So there was this Ghostbusters remake/reboot that caused a lot of angst among various peoples. Since I’ve yet to see it (I’ll probably wait until it’s on Netflix.) I don’t have an opinion on it one way or another. But the existence of the film has made me ponder the idea of remakes/reboots in general; why they work (Battlestar Galactica, Casino Royale), limp past the post (Star Trek, Miami Vice), or explode in an incandescent glory of fail (The Wicker Man, The Day The Earth Stood Still.)

One obvious thing is that decent quality source material doesn’t guarantee the quality of a remake. In fact, it often seems that there is an inverse relationship; the better the original, the worse subsequent attempts seem.  That may be simply a side effect of comparing the two.  After all, it’s easier to improve on a crappy movie than improve on a great one, and making any movie worse is the easiest task of all. It also seems to me that the best remakes take the existing property and do something new with it (counter-example and failure: Psycho). Much is made of “gritty reboots,” so much so that it’s now a cliché, but there’s also the “campy reboot” that can also work/not work just as well (see Dragnet or Dark Shadows), what matters is that the change in tone gives a reason for the remake to exist.  The gender flip in Ghostbusters obviously serves a similar meta-purpose, to change the story enough to justify the movie’s existence.

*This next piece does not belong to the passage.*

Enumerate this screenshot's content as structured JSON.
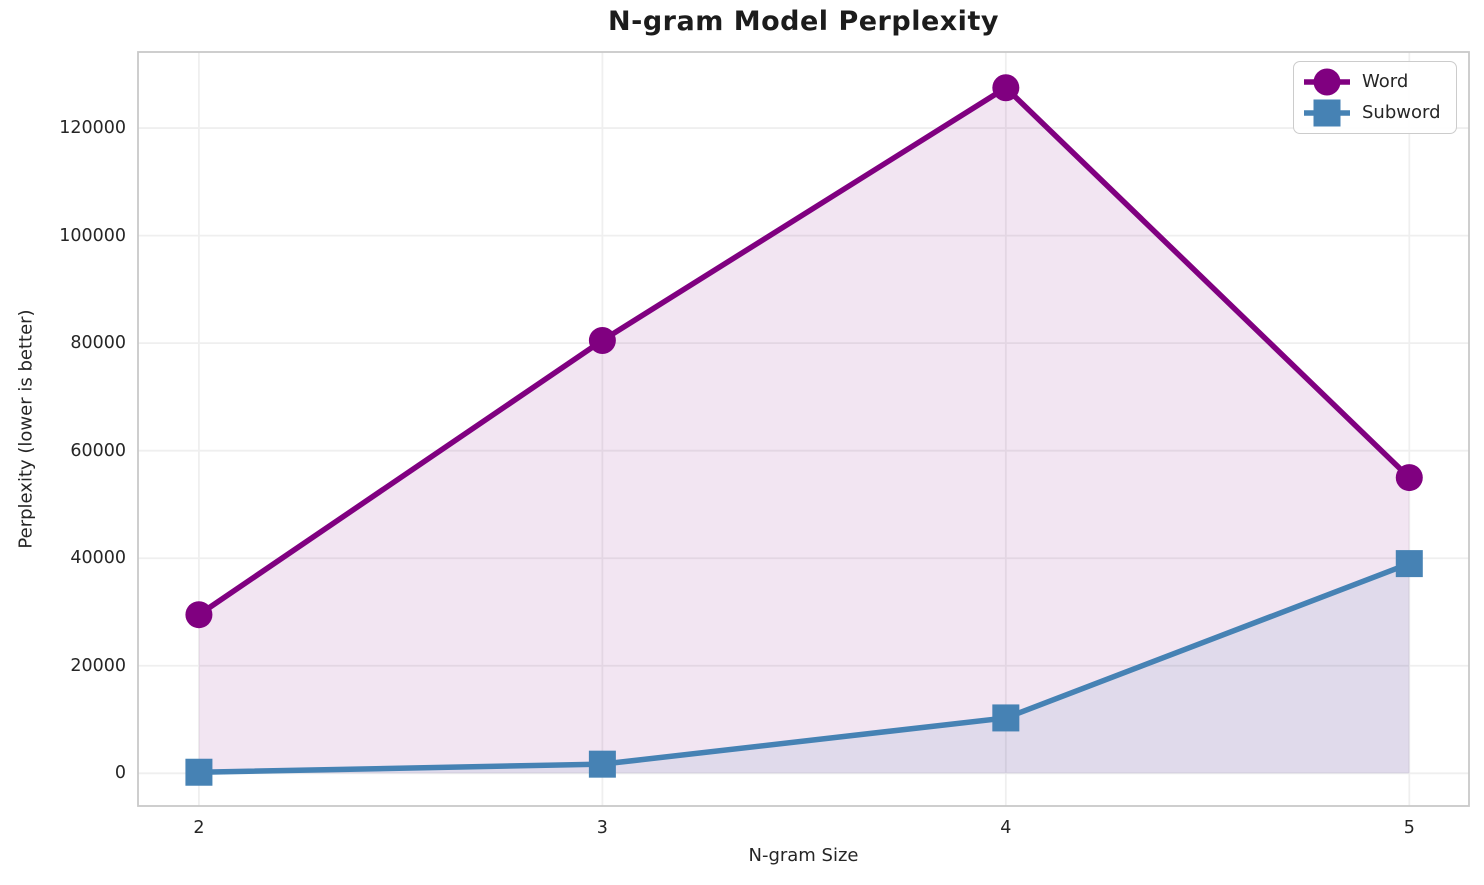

With that in mind, here are five stories I’d like to see getting remade.

#5 Starship Troopers (1997): This is probably the most fun movie that not only fails as an adaptation, but also fails spectacularly as a critique of the original story. Paul Verhoeven went so far over the top in the neo-Fascist imagery that the movie comes across as reveling in the propaganda it presumes it’s critiquing. Verhoeven does not have the subtlety of a Spinrad, and his move ended up less Iron Dream and more Triumph of the Will. There’s still a move to be made here, critiquing Heinlein’s vision or not, since the existing one doesn’t successfully critique the source or adapt it. Also, we need to have our powered armor!

#4 Silent Running (1972): This strange and dismal movie is the bastard love child of 2001: A Space Odyssey and every 70’s eco-disaster flick you can name. I’ll let the IMDB describe it for you:

In a future Earth barren of all flora and fauna, the planet’s ecosystems exist only in large pods attached to spacecraft. When word comes in that the pods are to be jettisoned into space and destroyed, most of the crew of the Valley Forge rejoice at the prospect of going home. Not so for botanist Freeman Lowell, who loves the forest and its creatures. He kills his colleagues taking the ship deep into space. Alone on the craft with his only companions being three small robots, Lowell revels in joys of nature.

Given that the movie is all about a twitchy Bruce Dern straight-up murdering his crewmates as he goes quietly insane, this would be great if remade as a horror flick.

#3 Quatermass and the Pit/Five Million Years to Earth (1967): Speaking of horror, this is a classic Hammer Films remake of an earlier TV drama, I would love to see this come full circle and have the folks at the BBC behind Doctor Who and Sherlock take a stab at bringing this gem back for a modern audience. This is, in my opinion, one of the scarier horror movies of the era, and manages it largely on atmospheric buildup of existential dread rarely seen outside Lovecraft or the Exorcist.  The story has a climax that deserves to have the full apocalyptic treatment. (If you have time for the whole movie, it’s on YouTube.)

#2 Logan’s Run (1976): Another entry born of 70’s neuroses that might have some current relevance. A sort of mashup of Malthusian fears and the rise of youth culture, we have a sealed city where everyone is killed off at the age of thirty. (Well they’re told they’re being “renewed,” but we know better, don’t we?) There is a lot someone can do here with dependence on technology, authority, and the deliberate erasure of history. Just, please, change the ending so it isn’t the hero talking the computer into catastrophicly short circuiting.

#1 The Starlost (1973): This has to be one of the saddest missed opportunities in Science Fiction history. The premise came from Harlan Ellison. From Wikipedia:

The show’s setting is a huge generational colony spacecraft called Earthship Ark, which has gone off course. Many of the descendants of the original crew and colonists are unaware, however, that they are aboard a ship.

They had Ben Bova as a science advisor, they had a pilot script “Phoenix Without Ashes” that won Ellison a Writers Guild of America Award for Best Original Screenplay. . . and the producers completely screwed the pooch. By the time the filming started, technical snafus, budget cuts and dumbing down of the scripts caused Harlan to bail and have his name removed from the project. This is a damn shame. I don’t know who has the rights, but if anything deserves to have a Battlestar Galatica-style revival, it’s this. This whole premise is made for the current style of “mystery-box” world-building in genre television.